А если касались? Если овевали… их — Оне и Ауримаса… распутной бандитской женки и уездного корреспондентика. И не просто касались, ласкали, овевали, но и сокрушили, подмяли под себя, припечатали своей тяжестью — обоих, потерянных, обездоленных птенчиков… И хотя он всегда спешит переменить тему, стоит мне заговорить о тех днях в лесу, хотя никогда не вспоминает о них, точно это что-то запретное, заклятое, я прекрасно знаю, что они, те деньки, сделали Ауримаса таким, какой он сейчас, — отчужденным, ушедшим в себя (разве я не вижу), и даже не в себя, а неизвестно во что…
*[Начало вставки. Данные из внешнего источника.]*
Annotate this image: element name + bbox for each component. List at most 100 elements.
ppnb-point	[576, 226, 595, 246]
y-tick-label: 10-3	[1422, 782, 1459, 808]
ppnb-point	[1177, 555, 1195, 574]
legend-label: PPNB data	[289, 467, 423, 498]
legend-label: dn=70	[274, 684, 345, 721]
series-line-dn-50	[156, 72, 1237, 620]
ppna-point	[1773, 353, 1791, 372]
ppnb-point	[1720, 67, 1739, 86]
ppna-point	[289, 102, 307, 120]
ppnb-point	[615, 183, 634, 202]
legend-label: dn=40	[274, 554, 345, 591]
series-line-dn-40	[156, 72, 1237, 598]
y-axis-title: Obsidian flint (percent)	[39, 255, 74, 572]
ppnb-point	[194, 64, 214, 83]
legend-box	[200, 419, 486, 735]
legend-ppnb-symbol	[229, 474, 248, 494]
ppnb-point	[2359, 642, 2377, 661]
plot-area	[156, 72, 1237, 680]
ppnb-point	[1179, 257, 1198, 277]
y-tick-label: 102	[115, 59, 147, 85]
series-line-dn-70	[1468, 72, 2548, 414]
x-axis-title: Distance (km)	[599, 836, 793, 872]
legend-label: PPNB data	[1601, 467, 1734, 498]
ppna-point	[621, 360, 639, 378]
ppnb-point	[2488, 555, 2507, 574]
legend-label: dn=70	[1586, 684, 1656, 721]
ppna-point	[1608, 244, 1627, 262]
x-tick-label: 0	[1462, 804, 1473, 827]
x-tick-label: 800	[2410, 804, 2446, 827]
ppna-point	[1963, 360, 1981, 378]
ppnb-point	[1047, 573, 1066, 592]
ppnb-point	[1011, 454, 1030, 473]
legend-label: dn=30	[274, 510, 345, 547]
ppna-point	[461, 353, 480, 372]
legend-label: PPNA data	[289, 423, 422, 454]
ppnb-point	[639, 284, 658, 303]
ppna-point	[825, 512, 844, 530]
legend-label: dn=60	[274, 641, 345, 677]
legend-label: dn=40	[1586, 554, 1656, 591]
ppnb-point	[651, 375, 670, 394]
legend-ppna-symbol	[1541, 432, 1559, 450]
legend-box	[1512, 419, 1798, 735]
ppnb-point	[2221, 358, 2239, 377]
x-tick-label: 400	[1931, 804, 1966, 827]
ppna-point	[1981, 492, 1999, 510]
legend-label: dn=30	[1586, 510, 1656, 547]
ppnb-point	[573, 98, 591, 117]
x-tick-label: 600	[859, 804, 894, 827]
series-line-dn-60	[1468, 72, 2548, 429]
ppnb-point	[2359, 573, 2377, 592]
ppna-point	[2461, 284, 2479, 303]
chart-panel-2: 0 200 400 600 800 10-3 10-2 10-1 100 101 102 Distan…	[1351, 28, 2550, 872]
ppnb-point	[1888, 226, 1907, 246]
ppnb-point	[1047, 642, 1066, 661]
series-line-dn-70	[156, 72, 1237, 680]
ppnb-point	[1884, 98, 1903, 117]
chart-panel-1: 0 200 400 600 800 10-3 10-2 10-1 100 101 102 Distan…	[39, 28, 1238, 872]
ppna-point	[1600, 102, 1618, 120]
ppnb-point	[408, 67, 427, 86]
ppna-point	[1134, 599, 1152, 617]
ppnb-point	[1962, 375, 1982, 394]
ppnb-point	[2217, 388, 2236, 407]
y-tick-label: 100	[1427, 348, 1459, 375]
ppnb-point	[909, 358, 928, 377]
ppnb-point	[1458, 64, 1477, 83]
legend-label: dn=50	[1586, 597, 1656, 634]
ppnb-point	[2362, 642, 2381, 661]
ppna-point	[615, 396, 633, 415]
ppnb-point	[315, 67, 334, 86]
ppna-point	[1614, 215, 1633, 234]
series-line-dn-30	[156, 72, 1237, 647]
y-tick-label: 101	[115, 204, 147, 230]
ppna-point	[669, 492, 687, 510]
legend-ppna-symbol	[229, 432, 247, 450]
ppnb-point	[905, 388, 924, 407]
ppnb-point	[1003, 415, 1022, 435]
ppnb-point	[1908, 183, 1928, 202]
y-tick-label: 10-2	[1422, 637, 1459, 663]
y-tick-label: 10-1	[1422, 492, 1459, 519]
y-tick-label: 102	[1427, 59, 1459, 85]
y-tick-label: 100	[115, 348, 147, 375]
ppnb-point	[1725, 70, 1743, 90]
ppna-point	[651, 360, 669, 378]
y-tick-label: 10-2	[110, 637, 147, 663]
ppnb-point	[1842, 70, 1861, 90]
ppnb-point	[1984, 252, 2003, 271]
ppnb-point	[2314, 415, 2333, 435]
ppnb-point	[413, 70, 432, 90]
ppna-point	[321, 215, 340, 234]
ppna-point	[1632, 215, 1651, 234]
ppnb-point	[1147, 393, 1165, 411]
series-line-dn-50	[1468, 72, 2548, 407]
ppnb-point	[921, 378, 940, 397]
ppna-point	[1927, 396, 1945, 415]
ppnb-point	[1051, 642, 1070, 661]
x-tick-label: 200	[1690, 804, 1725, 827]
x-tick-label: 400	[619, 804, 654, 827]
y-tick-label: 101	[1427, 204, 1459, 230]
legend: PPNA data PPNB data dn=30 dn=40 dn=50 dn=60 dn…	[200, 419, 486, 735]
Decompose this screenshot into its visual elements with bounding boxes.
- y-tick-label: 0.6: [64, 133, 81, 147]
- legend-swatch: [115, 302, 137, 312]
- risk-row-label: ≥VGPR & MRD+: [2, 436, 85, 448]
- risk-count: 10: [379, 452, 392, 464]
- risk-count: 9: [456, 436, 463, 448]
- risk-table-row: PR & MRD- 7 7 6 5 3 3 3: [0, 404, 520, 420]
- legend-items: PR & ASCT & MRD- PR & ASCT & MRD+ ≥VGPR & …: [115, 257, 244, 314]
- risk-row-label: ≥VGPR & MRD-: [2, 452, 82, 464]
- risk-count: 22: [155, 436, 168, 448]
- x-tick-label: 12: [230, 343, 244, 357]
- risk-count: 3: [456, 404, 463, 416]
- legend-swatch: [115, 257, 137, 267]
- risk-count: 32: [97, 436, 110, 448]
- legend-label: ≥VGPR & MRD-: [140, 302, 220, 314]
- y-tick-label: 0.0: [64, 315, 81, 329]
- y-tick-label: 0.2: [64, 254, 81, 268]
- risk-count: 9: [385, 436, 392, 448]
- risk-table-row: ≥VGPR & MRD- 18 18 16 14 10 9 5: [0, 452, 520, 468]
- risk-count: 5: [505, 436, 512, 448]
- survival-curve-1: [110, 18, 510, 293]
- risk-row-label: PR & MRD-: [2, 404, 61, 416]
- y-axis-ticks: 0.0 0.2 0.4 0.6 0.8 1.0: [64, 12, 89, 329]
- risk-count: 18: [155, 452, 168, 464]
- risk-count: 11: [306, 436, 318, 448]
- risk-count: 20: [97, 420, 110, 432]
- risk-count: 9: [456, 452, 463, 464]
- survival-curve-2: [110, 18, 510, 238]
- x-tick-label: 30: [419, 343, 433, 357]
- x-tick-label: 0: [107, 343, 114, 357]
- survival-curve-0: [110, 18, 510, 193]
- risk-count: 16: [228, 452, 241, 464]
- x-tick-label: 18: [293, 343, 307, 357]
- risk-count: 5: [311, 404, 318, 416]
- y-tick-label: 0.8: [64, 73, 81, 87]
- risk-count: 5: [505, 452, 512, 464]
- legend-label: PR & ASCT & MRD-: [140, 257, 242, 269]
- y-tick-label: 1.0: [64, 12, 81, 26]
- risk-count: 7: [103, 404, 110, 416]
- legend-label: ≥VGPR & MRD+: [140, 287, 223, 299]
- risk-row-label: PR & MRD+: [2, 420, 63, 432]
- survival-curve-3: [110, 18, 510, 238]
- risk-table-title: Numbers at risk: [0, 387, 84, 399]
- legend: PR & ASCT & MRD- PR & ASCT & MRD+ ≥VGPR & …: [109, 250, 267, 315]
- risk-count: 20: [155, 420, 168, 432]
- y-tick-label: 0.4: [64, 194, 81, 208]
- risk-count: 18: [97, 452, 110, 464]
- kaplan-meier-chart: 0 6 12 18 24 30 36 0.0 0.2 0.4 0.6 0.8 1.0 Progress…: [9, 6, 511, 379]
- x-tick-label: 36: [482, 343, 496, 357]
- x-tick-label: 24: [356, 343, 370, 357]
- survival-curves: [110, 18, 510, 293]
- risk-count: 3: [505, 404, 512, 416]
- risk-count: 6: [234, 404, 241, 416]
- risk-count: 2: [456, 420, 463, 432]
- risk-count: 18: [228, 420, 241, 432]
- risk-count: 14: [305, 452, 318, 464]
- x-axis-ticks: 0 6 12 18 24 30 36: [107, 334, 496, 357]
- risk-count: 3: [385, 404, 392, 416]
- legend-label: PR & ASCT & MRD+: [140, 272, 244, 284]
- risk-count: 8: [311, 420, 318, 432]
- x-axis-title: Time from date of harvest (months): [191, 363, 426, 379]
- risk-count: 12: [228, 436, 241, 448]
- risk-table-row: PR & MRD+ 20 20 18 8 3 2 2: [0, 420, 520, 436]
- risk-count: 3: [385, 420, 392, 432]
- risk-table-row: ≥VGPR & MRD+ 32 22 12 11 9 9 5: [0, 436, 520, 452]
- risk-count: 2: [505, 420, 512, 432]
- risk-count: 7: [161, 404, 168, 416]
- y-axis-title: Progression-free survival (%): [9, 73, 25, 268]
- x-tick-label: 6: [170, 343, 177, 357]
Однако же… дорассуждалась. Это от усталости. Ничего мне не надо. Даже Чюрлёниса. Даже моего друга Чюрлёниса. (Друга? А может, я читаю эти «Письма» лишь потому, что их читала она, ну, эта?) Книга осталась раскрытой там, на столе, а то и упала на пол, не припомню… Бросила… услышала звонок… увидела мальчика…
Что ты! Какого мальчика? Зачем эти сказки, Марта? Кому они нужны? Тебе? И никто не звонил, ты прекрасно знаешь, ни в дверь, ни по телефону, кто тебе станет звонить?.. Эма? Позвать? Да ведь ее нет… нет, я сказала: нету… нету (ох, надоели!)… не знаю, где… не знаю… Кто тебе станет звонить, дорогая, если ты вчера, окончательно выведенная из себя («Эма… позовите Эму… Эму…»), сама выключила телефон, эту противную, дребезжащую, наглую, неизвестно на какую подлость способную коробку, точно шипящую мину, оставленную кем-то в коридоре… Кому ты, Марта, нужна? Ей? Ему? Самообман… Вроде того, которым утешалась та, восемнадцатилетняя «училка». Но тот был светлым, его шелковистые нити тончайшей паутиной тянулись к нынешним дням, а сегодня он по чужим, проторенным дорожкам уводит ее назад, в прошлое…
Почему Ауримас их не публикует, спои «Диалоги»? Зачем прячет в ящик? Для чего хранит? Не доработано? Не закончено? Не нравится самому? Не знаю, хотя чувствую, что они — лучшее из всего, что им написано. Потому как все остальное… это… мягко говоря… «Журналист он недурственный, это правда, — сказал ей один БОЛЬШОЙ человек (пусть Ауримас не знает — кто). — Хотя и с претензиями… Твой супружник, Марта, всегда был с претензиями. Знаешь эпиграмму: «Прогуляться некто вышел…»? Ну да, ту самую: «Прогуляться некто вышел, самого себя он выше», — в точку, а? Я не говорю, что это о нем написано, о твоем дражайшем, по, как ни прискорбно, шила в мешке не утаишь…»
Лучшее из всего им написанного? Этот сумбур? Этот лепет взрослого человека? Охи да ахи? А ты не загибаешь, Мартушка? Не пытаешься в утешение себе малость приврать? Стоит ли… Тебя же прямо по сердцу режут эти листочки. Эти слова. (Обращенные к другой, не к тебе.) Ножами режут, жгут огнем. Ведь ты все знаешь. Помнишь. Видишь. Ты, Марта, все видишь с каждым днем все четче и ярче: с чего началось, чем кончится. Кончится.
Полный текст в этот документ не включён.